The Ministry of Energy and Mineral Resources (ESDM) has provided several incentives and facilitations to attract large companies to develop geothermal power plant projects.
“To attract investors, the government has improved regulations related to geothermal energy, including fiscal and non-fiscal incentives, reducing exploration risks through government drilling, preparing financing mechanisms for the exploration stage, and offering new Working Areas (WKPs) and Special Purpose Geothermal Working Areas (WPSPEs),” stated Harris Yahya, Director of Geothermal Energy at the Directorate General of New, Renewable Energy, and Energy Conservation (EBTKE).

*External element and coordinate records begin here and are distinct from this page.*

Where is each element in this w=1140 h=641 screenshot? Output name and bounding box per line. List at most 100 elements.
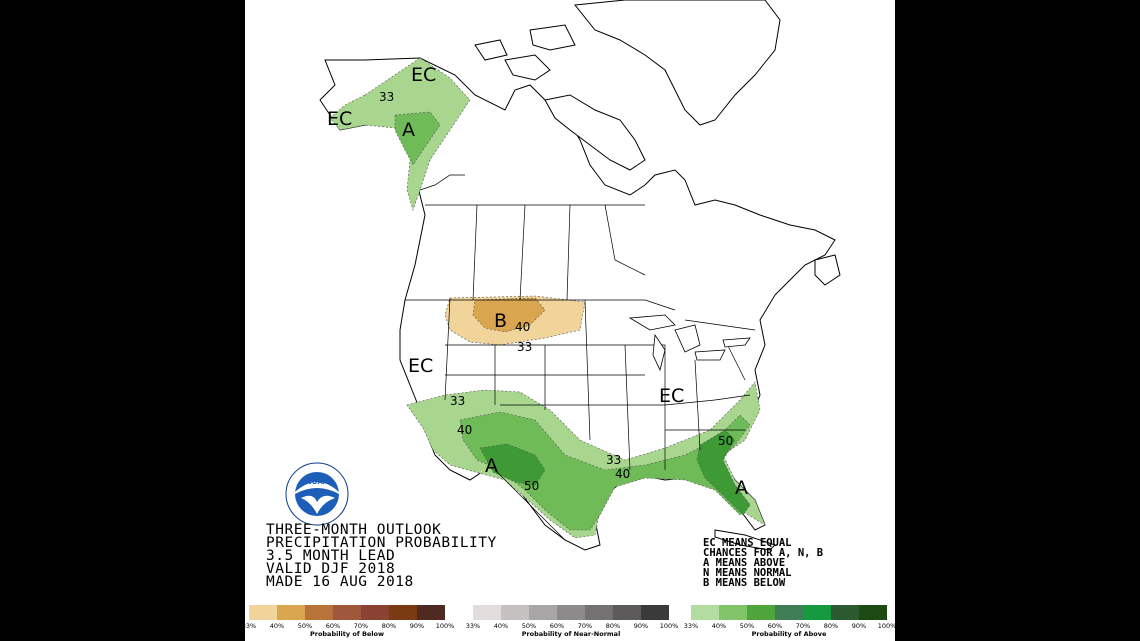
legend-normal-swatch [473, 605, 501, 620]
state-province-borders [405, 174, 756, 541]
label-a-alaska: A [402, 119, 415, 141]
legend-above-swatch [803, 605, 831, 620]
note-line: CHANCES FOR A, N, B [703, 547, 824, 559]
legend-normal-tick: 70% [577, 622, 593, 630]
probability-shading [329, 57, 766, 539]
label-ec-alaska: EC [411, 64, 437, 86]
cuba-outline [714, 529, 776, 551]
label-50-carolina: 50 [718, 434, 734, 448]
legend-above-tick: 40% [711, 622, 727, 630]
legend-above: 33% 40% 50% 60% 70% 80% 90% 100% Probability of… [684, 605, 895, 641]
title-line: VALID DJF 2018 [266, 561, 396, 577]
arctic-island-1 [504, 54, 551, 81]
legend-below-tick: 70% [353, 622, 369, 630]
legend-above-tick: 50% [739, 622, 755, 630]
note-line: B MEANS BELOW [703, 577, 786, 589]
legend-normal-swatch [613, 605, 641, 620]
great-lakes [628, 314, 751, 372]
legend-normal-swatches [473, 605, 669, 620]
legend-above-swatch [719, 605, 747, 620]
legend-above-swatch [747, 605, 775, 620]
newfoundland-outline [814, 254, 841, 286]
southwest-above-50 [479, 443, 546, 486]
legend-normal-swatch [557, 605, 585, 620]
label-50-texas: 50 [524, 479, 540, 493]
outlook-title-block: THREE-MONTH OUTLOOK PRECIPITATION PROBAB… [266, 522, 497, 590]
label-33-alaska: 33 [379, 90, 395, 104]
baffin-island-outline [544, 94, 646, 171]
legend-below-swatch [333, 605, 361, 620]
arctic-island-2 [529, 24, 576, 51]
legend-normal-tick: 100% [659, 622, 679, 630]
label-40-southwest: 40 [457, 423, 473, 437]
legend-above-swatch [831, 605, 859, 620]
legend-normal-tick: 50% [521, 622, 537, 630]
legend-normal-ticks: 33% 40% 50% 60% 70% 80% 90% 100% [466, 620, 679, 630]
title-line: THREE-MONTH OUTLOOK [266, 522, 442, 538]
legend-below-tick: 100% [435, 622, 455, 630]
legend-below-tick: 33% [245, 622, 257, 630]
legend-above-swatches [691, 605, 887, 620]
note-line: N MEANS NORMAL [703, 567, 792, 579]
legend-below-swatches [249, 605, 445, 620]
legend-below-swatch [277, 605, 305, 620]
arctic-island-3 [474, 39, 508, 61]
legend-above-swatch [691, 605, 719, 620]
note-line: A MEANS ABOVE [703, 557, 786, 569]
legend-below-tick: 40% [269, 622, 285, 630]
legend-above-tick: 100% [877, 622, 895, 630]
title-line: PRECIPITATION PROBABILITY [266, 535, 497, 551]
legend-above-tick: 80% [823, 622, 839, 630]
legend-normal-tick: 80% [605, 622, 621, 630]
legend-above-tick: 90% [851, 622, 867, 630]
label-b-plains: B [494, 310, 508, 332]
label-33-southwest: 33 [450, 394, 466, 408]
north-america-map [319, 0, 841, 551]
legend-below-swatch [361, 605, 389, 620]
label-40-plains: 40 [515, 320, 531, 334]
legend-normal-swatch [501, 605, 529, 620]
legend-normal-swatch [641, 605, 669, 620]
legend-above-swatch [775, 605, 803, 620]
legend-normal-swatch [585, 605, 613, 620]
label-33-plains: 33 [517, 340, 533, 354]
legend-above-tick: 70% [795, 622, 811, 630]
legend-below-swatch [389, 605, 417, 620]
plains-below-40 [472, 297, 546, 333]
legend-above-tick: 60% [767, 622, 783, 630]
alaska-above-40 [394, 111, 441, 166]
legend-below-title: Probability of Below [309, 630, 385, 638]
note-line: EC MEANS EQUAL [703, 537, 792, 549]
legend-below-tick: 60% [325, 622, 341, 630]
legend-below-tick: 50% [297, 622, 313, 630]
outlook-panel: EC 33 EC A B 40 33 EC 33 40 A 50 EC 33 4… [245, 0, 895, 641]
legend-below-swatch [417, 605, 445, 620]
legend-normal-swatch [529, 605, 557, 620]
alaska-above-33 [329, 57, 471, 211]
legend-below-swatch [249, 605, 277, 620]
legend-normal-tick: 33% [465, 622, 481, 630]
legend-normal-tick: 60% [549, 622, 565, 630]
noaa-logo: NOAA [285, 462, 349, 526]
legend-normal-tick: 90% [633, 622, 649, 630]
legend-below-tick: 80% [381, 622, 397, 630]
legend-normal-title: Probability of Near-Normal [521, 630, 621, 638]
greenland-outline [574, 0, 781, 126]
label-33-gulf: 33 [606, 453, 622, 467]
legend-normal-tick: 40% [493, 622, 509, 630]
legend-below-tick: 90% [409, 622, 425, 630]
title-line: MADE 16 AUG 2018 [266, 574, 414, 590]
legend-above-tick: 33% [683, 622, 699, 630]
label-ec-east: EC [659, 385, 685, 407]
label-ec-west: EC [408, 355, 434, 377]
label-a-southwest: A [485, 455, 498, 477]
legend-above-ticks: 33% 40% 50% 60% 70% 80% 90% 100% [684, 620, 895, 630]
legend-normal: 33% 40% 50% 60% 70% 80% 90% 100% Probability of… [466, 605, 679, 641]
legend-above-title: Probability of Above [751, 630, 827, 638]
southeast-above-50 [696, 429, 751, 516]
legend-below-swatch [305, 605, 333, 620]
label-a-florida: A [735, 477, 748, 499]
title-line: 3.5 MONTH LEAD [266, 548, 396, 564]
legend-below: 33% 40% 50% 60% 70% 80% 90% 100% Probability of… [245, 605, 454, 641]
legend-below-ticks: 33% 40% 50% 60% 70% 80% 90% 100% [245, 620, 454, 630]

However, Fabby Tumiwa, the Executive Director of the Institute for Essential Service Reform (IESR), believes that these incentives are ineffective in attracting investment in the geothermal business. He pointed out that geothermal investment is still seen as high-risk by business players.
“The incentives provided so far have been somewhat ineffective in reducing risks and attracting investment interest,” said Fabby.
He mentioned that the ineffectiveness of these incentives can be observed in the development target for geothermal, which has not met the initial goal of reaching 7,000 MW by 2025.
“We were supposed to reach 7,000 MW by 2025, but it was postponed by the government to 2030 as the target of 7,000 MW,” he explained.
He added that until now, geothermal development has only reached 2,350 MW. This means that the target has not been achieved in line with the expected growth.
“In the last three years, the addition of geothermal power plant capacity has been at most 200-300 MW per year, when we should be growing at a rate of 500-600 MW per year to meet that target,” he clarified.
It is worth noting that Indonesia has the second-largest installed geothermal capacity in the world, with 2,175.7 MWe or 9% utilized for Geothermal Power Plants (PLTP), while the potential capacity stands at 24 GW.